Andrej Mitrovic andrej.mitrovich at gmail.com
Tue Aug 27 11:02:18 PDT 2013


I've run into a bit of an issue with UFCS today, take a look at the
reduced test-case:

-----
import std.conv;

class Label
{
    // @property string text() {  }
    // @property void text(string nText) {  }
}

void main()
{
    auto label = new Label;

    label.text = "My label";
    assert(label.text == "My label");  // fails at runtime
}
-----

Because of the UFCS feature std.conv.text is called even though I
expected compilation to fail since I've commented out the .text
properties in my class.

This is a problem since some of my classes might have a .text field,
while others might not. If the user imports std.conv he could easily
end up calling std.conv.text by mistake when a class object doesn't
implement such a property.

Anyway, there is a cure. I can work around this using @disabled fields
in the base class. For example:

-----
import std.conv;

class Widget
{
    @disable string text;
}

class Label : Widget
{
    @property string text() { return "My label"; }
    @property void text(string nText) { }
}

class Image : Widget
{
}

void main()
{
    auto frame = new Label;
    frame.text = "My label";
    assert(frame.text == "My label");

    auto image = new Image;
    image.text = "foobar";  // ok, fails to compile
}

-----

Note that I've specifically made the base class declare a public
variable rather than a @property, otherwise the derived class would
have to override a virtual @property function.
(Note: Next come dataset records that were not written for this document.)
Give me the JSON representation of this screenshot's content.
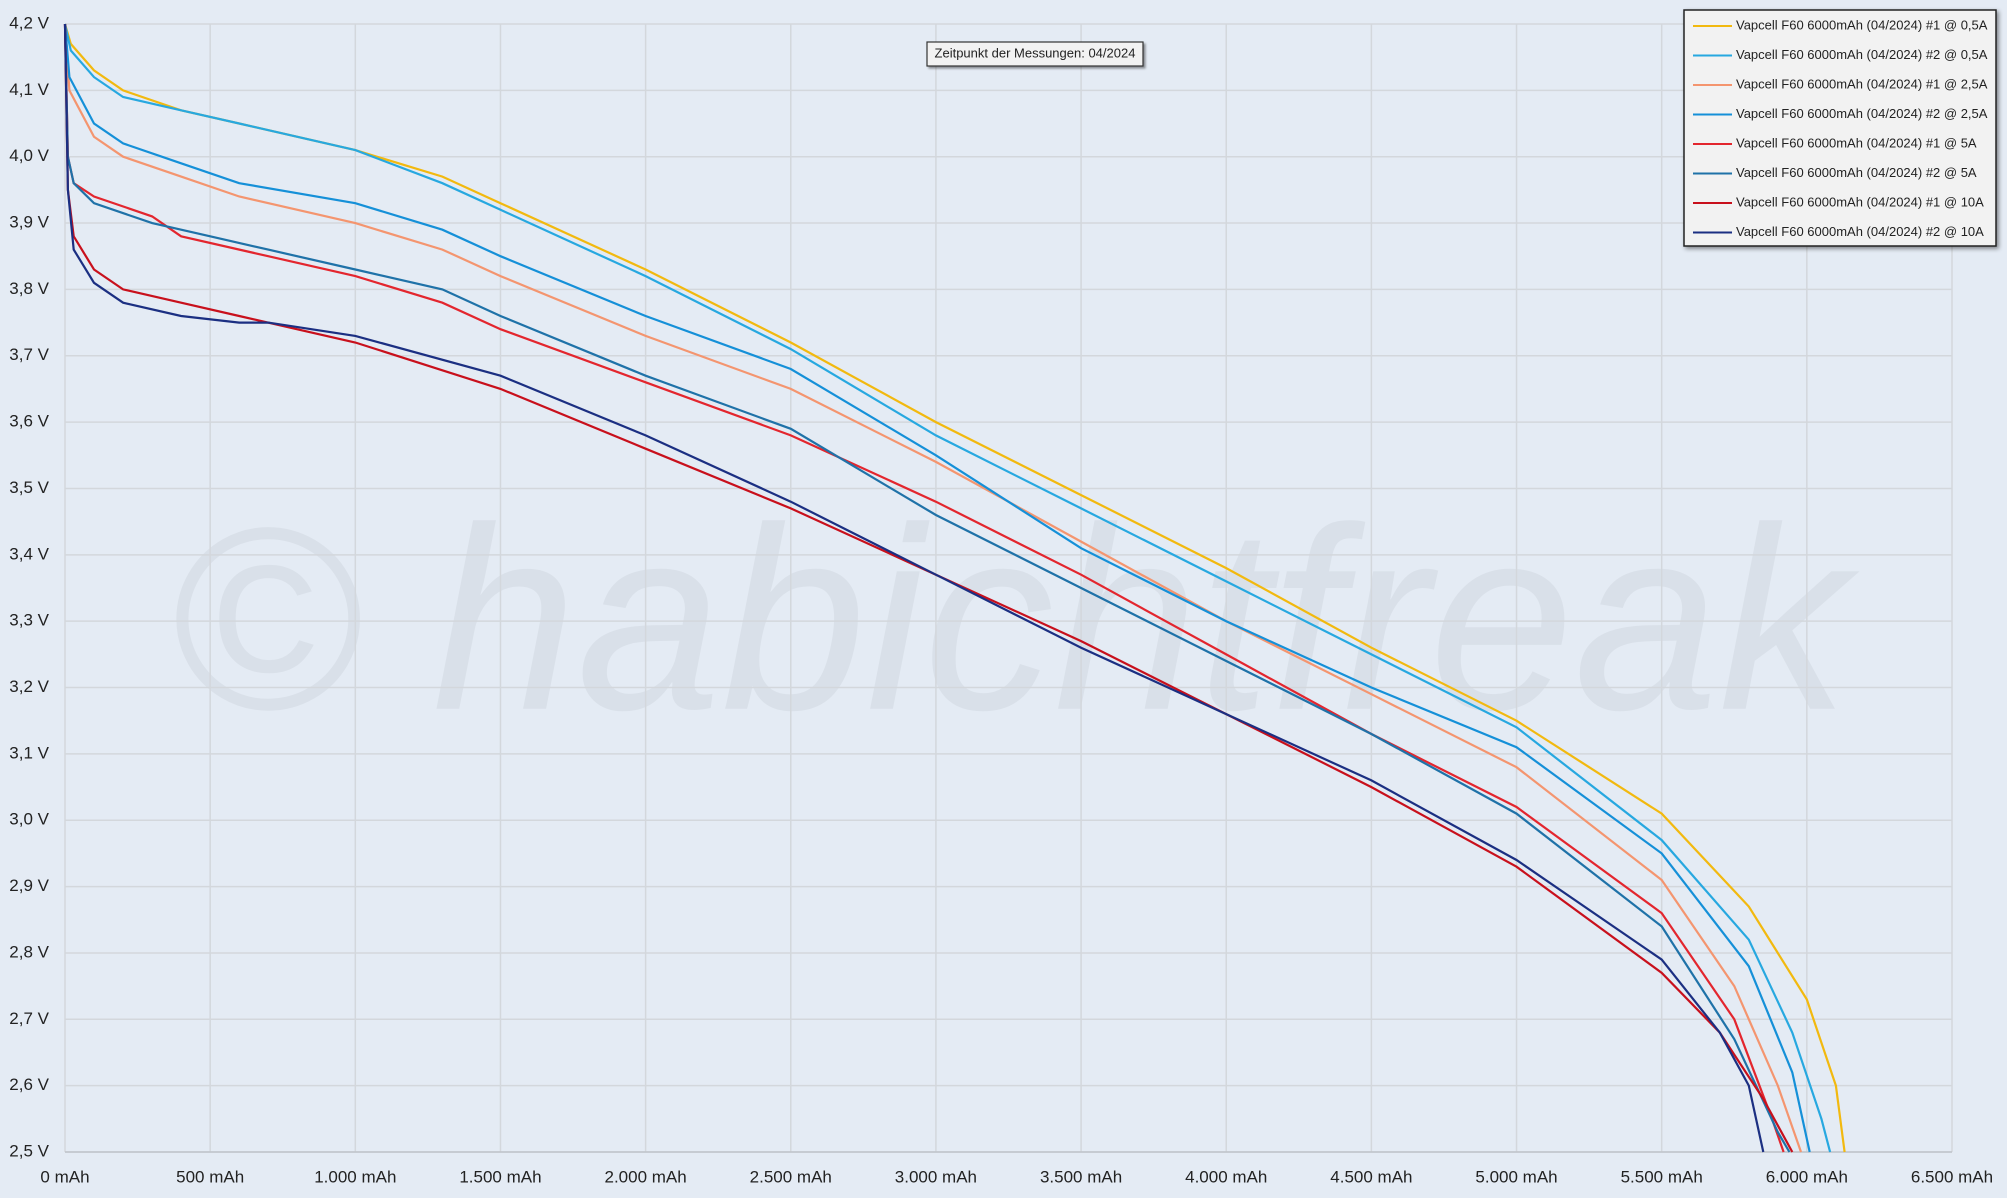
{
  "chart_data": {
    "type": "line",
    "watermark": "© habichtfreak",
    "annotation": "Zeitpunkt der Messungen: 04/2024",
    "xlim": [
      0,
      6500
    ],
    "xticks": [
      {
        "value": 0,
        "label": "0 mAh"
      },
      {
        "value": 500,
        "label": "500 mAh"
      },
      {
        "value": 1000,
        "label": "1.000 mAh"
      },
      {
        "value": 1500,
        "label": "1.500 mAh"
      },
      {
        "value": 2000,
        "label": "2.000 mAh"
      },
      {
        "value": 2500,
        "label": "2.500 mAh"
      },
      {
        "value": 3000,
        "label": "3.000 mAh"
      },
      {
        "value": 3500,
        "label": "3.500 mAh"
      },
      {
        "value": 4000,
        "label": "4.000 mAh"
      },
      {
        "value": 4500,
        "label": "4.500 mAh"
      },
      {
        "value": 5000,
        "label": "5.000 mAh"
      },
      {
        "value": 5500,
        "label": "5.500 mAh"
      },
      {
        "value": 6000,
        "label": "6.000 mAh"
      },
      {
        "value": 6500,
        "label": "6.500 mAh"
      }
    ],
    "ylim": [
      2.5,
      4.2
    ],
    "yticks": [
      {
        "value": 2.5,
        "label": "2,5 V"
      },
      {
        "value": 2.6,
        "label": "2,6 V"
      },
      {
        "value": 2.7,
        "label": "2,7 V"
      },
      {
        "value": 2.8,
        "label": "2,8 V"
      },
      {
        "value": 2.9,
        "label": "2,9 V"
      },
      {
        "value": 3.0,
        "label": "3,0 V"
      },
      {
        "value": 3.1,
        "label": "3,1 V"
      },
      {
        "value": 3.2,
        "label": "3,2 V"
      },
      {
        "value": 3.3,
        "label": "3,3 V"
      },
      {
        "value": 3.4,
        "label": "3,4 V"
      },
      {
        "value": 3.5,
        "label": "3,5 V"
      },
      {
        "value": 3.6,
        "label": "3,6 V"
      },
      {
        "value": 3.7,
        "label": "3,7 V"
      },
      {
        "value": 3.8,
        "label": "3,8 V"
      },
      {
        "value": 3.9,
        "label": "3,9 V"
      },
      {
        "value": 4.0,
        "label": "4,0 V"
      },
      {
        "value": 4.1,
        "label": "4,1 V"
      },
      {
        "value": 4.2,
        "label": "4,2 V"
      }
    ],
    "grid": true,
    "legend": "top-right",
    "series": [
      {
        "name": "Vapcell F60 6000mAh (04/2024) #1 @ 0,5A",
        "color": "#f2b90f",
        "x": [
          0,
          20,
          100,
          200,
          400,
          600,
          1000,
          1300,
          1500,
          2000,
          2500,
          3000,
          3500,
          4000,
          4500,
          5000,
          5500,
          5800,
          6000,
          6100,
          6130
        ],
        "values": [
          4.2,
          4.17,
          4.13,
          4.1,
          4.07,
          4.05,
          4.01,
          3.97,
          3.93,
          3.83,
          3.72,
          3.6,
          3.49,
          3.38,
          3.26,
          3.15,
          3.01,
          2.87,
          2.73,
          2.6,
          2.5
        ]
      },
      {
        "name": "Vapcell F60 6000mAh (04/2024) #2 @ 0,5A",
        "color": "#27a8e0",
        "x": [
          0,
          20,
          100,
          200,
          400,
          600,
          1000,
          1300,
          1500,
          2000,
          2500,
          3000,
          3500,
          4000,
          4500,
          5000,
          5500,
          5800,
          5950,
          6050,
          6080
        ],
        "values": [
          4.2,
          4.16,
          4.12,
          4.09,
          4.07,
          4.05,
          4.01,
          3.96,
          3.92,
          3.82,
          3.71,
          3.58,
          3.47,
          3.36,
          3.25,
          3.14,
          2.97,
          2.82,
          2.68,
          2.55,
          2.5
        ]
      },
      {
        "name": "Vapcell F60 6000mAh (04/2024) #1 @ 2,5A",
        "color": "#f4956f",
        "x": [
          0,
          15,
          100,
          200,
          400,
          600,
          1000,
          1300,
          1500,
          2000,
          2500,
          3000,
          3500,
          4000,
          4500,
          5000,
          5500,
          5750,
          5900,
          5980
        ],
        "values": [
          4.2,
          4.1,
          4.03,
          4.0,
          3.97,
          3.94,
          3.9,
          3.86,
          3.82,
          3.73,
          3.65,
          3.54,
          3.42,
          3.3,
          3.19,
          3.08,
          2.91,
          2.75,
          2.6,
          2.5
        ]
      },
      {
        "name": "Vapcell F60 6000mAh (04/2024) #2 @ 2,5A",
        "color": "#1590d8",
        "x": [
          0,
          15,
          100,
          200,
          400,
          600,
          1000,
          1300,
          1500,
          2000,
          2500,
          3000,
          3500,
          4000,
          4500,
          5000,
          5500,
          5800,
          5950,
          6010
        ],
        "values": [
          4.2,
          4.12,
          4.05,
          4.02,
          3.99,
          3.96,
          3.93,
          3.89,
          3.85,
          3.76,
          3.68,
          3.55,
          3.41,
          3.3,
          3.2,
          3.11,
          2.95,
          2.78,
          2.62,
          2.5
        ]
      },
      {
        "name": "Vapcell F60 6000mAh (04/2024) #1 @ 5A",
        "color": "#e3262e",
        "x": [
          0,
          10,
          30,
          100,
          300,
          400,
          700,
          1000,
          1300,
          1500,
          2000,
          2500,
          3000,
          3500,
          4000,
          4500,
          5000,
          5500,
          5750,
          5880,
          5920
        ],
        "values": [
          4.2,
          4.0,
          3.96,
          3.94,
          3.91,
          3.88,
          3.85,
          3.82,
          3.78,
          3.74,
          3.66,
          3.58,
          3.48,
          3.37,
          3.25,
          3.13,
          3.02,
          2.86,
          2.7,
          2.55,
          2.5
        ]
      },
      {
        "name": "Vapcell F60 6000mAh (04/2024) #2 @ 5A",
        "color": "#1f72a8",
        "x": [
          0,
          10,
          30,
          100,
          300,
          500,
          700,
          1000,
          1300,
          1500,
          2000,
          2500,
          3000,
          3500,
          4000,
          4500,
          5000,
          5500,
          5750,
          5900,
          5940
        ],
        "values": [
          4.2,
          4.0,
          3.96,
          3.93,
          3.9,
          3.88,
          3.86,
          3.83,
          3.8,
          3.76,
          3.67,
          3.59,
          3.46,
          3.35,
          3.24,
          3.13,
          3.01,
          2.84,
          2.67,
          2.53,
          2.5
        ]
      },
      {
        "name": "Vapcell F60 6000mAh (04/2024) #1 @ 10A",
        "color": "#c8101c",
        "x": [
          0,
          10,
          30,
          100,
          200,
          400,
          600,
          1000,
          1500,
          2000,
          2500,
          3000,
          3500,
          4000,
          4500,
          5000,
          5500,
          5700,
          5850,
          5950
        ],
        "values": [
          4.2,
          3.95,
          3.88,
          3.83,
          3.8,
          3.78,
          3.76,
          3.72,
          3.65,
          3.56,
          3.47,
          3.37,
          3.27,
          3.16,
          3.05,
          2.93,
          2.77,
          2.68,
          2.58,
          2.5
        ]
      },
      {
        "name": "Vapcell F60 6000mAh (04/2024) #2 @ 10A",
        "color": "#1b2f82",
        "x": [
          0,
          10,
          30,
          100,
          200,
          400,
          600,
          700,
          1000,
          1500,
          2000,
          2500,
          3000,
          3500,
          4000,
          4500,
          5000,
          5500,
          5700,
          5800,
          5850
        ],
        "values": [
          4.2,
          3.95,
          3.86,
          3.81,
          3.78,
          3.76,
          3.75,
          3.75,
          3.73,
          3.67,
          3.58,
          3.48,
          3.37,
          3.26,
          3.16,
          3.06,
          2.94,
          2.79,
          2.68,
          2.6,
          2.5
        ]
      }
    ]
  }
}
Maybe this code might even become a case of accepts-invalid at some
point, since the properties do actually shadow the base class
variable. I'm not sure how long this workaround will work.

Has anyone else run into this sort of issue? I'm wondering whether we
should have some language support (through __traits, @disable, or
something else), to enable writing APIs which are safer to use, where
you can't by mistake call a UFCS function like that if there's an
equally named function introduced in another derived class.

---

Btw, why exactly is the following allowed to compile?:

-----
import std.conv;
import std.stdio;

struct S { }

void main()
{
    S s;
    writeln(s.text = "foo");
}
-----

This translates into std.conv.text(s, "foo"). I'm not a fan,
especially since 'text' is not a @property. But we've already reached
the consensus that all functions can be called like properties (for
some reason..), so I guess it's too late to change this.